Oct. 1, 2014
Over
the past several decades, brain stimulation has become an increasingly
important treatment option for a number of psychiatric and neurological
conditions.
Divided
into two broad approaches, invasive and noninvasive, brain stimulation works by
targeting specific sites to adjust brain activity. The most widely known
invasive technique, deep brain stimulation (DBS), requires brain surgery to
insert an electrode and is approved by the U.S. Food and Drug Administration
(FDA) for the treatment of Parkinson's disease and essential tremor. Noninvasive techniques,
including transcranial magnetic stimulation (TMS), can be administered from
outside the head and are currently approved for the treatment of depression. Brain stimulation can result in
dramatic benefit to patients with these disorders, motivating researchers to
test whether it can also help patients with other diseases.
But,
in many cases, the ideal sites to administer stimulation have remained
ambiguous. Exactly where in the brain is the best spot to stimulate to treat a
given patient or a given disease?
Now
a new study in the Proceedings of the National Academy of Sciences (PNAS)
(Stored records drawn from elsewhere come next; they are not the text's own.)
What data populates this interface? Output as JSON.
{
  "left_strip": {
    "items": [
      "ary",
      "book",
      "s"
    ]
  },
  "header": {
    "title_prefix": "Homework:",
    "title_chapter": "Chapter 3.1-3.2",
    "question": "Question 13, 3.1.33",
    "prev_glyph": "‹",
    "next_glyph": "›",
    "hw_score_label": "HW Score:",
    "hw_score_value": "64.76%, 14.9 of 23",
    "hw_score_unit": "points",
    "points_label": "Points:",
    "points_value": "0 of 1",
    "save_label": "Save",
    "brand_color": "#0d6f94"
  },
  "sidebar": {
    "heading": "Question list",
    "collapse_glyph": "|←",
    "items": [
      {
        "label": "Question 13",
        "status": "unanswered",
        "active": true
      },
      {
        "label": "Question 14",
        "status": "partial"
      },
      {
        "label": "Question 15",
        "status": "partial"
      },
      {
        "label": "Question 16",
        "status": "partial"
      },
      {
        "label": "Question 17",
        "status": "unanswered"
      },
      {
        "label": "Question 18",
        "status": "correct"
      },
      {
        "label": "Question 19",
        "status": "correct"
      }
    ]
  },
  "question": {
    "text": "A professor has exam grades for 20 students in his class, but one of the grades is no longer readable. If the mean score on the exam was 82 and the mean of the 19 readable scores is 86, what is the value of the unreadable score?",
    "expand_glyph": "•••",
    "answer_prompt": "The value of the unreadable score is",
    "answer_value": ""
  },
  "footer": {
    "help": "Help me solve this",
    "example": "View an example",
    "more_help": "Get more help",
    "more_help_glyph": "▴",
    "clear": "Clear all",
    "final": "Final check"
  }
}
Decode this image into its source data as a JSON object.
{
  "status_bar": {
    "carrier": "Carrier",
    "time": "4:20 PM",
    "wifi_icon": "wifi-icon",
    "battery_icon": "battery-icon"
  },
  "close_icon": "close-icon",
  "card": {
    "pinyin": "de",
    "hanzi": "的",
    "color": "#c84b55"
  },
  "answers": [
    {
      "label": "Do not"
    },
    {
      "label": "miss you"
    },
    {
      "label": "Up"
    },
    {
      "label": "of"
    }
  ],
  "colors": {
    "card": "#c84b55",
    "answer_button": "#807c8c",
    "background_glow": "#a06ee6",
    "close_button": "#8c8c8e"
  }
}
helps answer this question. Led by investigators at Beth Israel Deaconess
Medical Center (BIDMC), the findings suggest that brain networks - the interconnected
pathways that link brain circuits to one another - can help guide site
selection for brain stimulation therapies.
"Although
different types of brain stimulation are currently applied in different
locations, we found that the targets used to treat the same disease are nodes
in the same connected brain network," says first author Michael D. Fox,
MD, PhD, an investigator in the Berenson-Allen Center for Noninvasive Brain
Stimulation and in the Parkinson's Disease and Movement Disorders Center at
BIDMC.
"This
may have implications for how we administer brain stimulation to treat disease.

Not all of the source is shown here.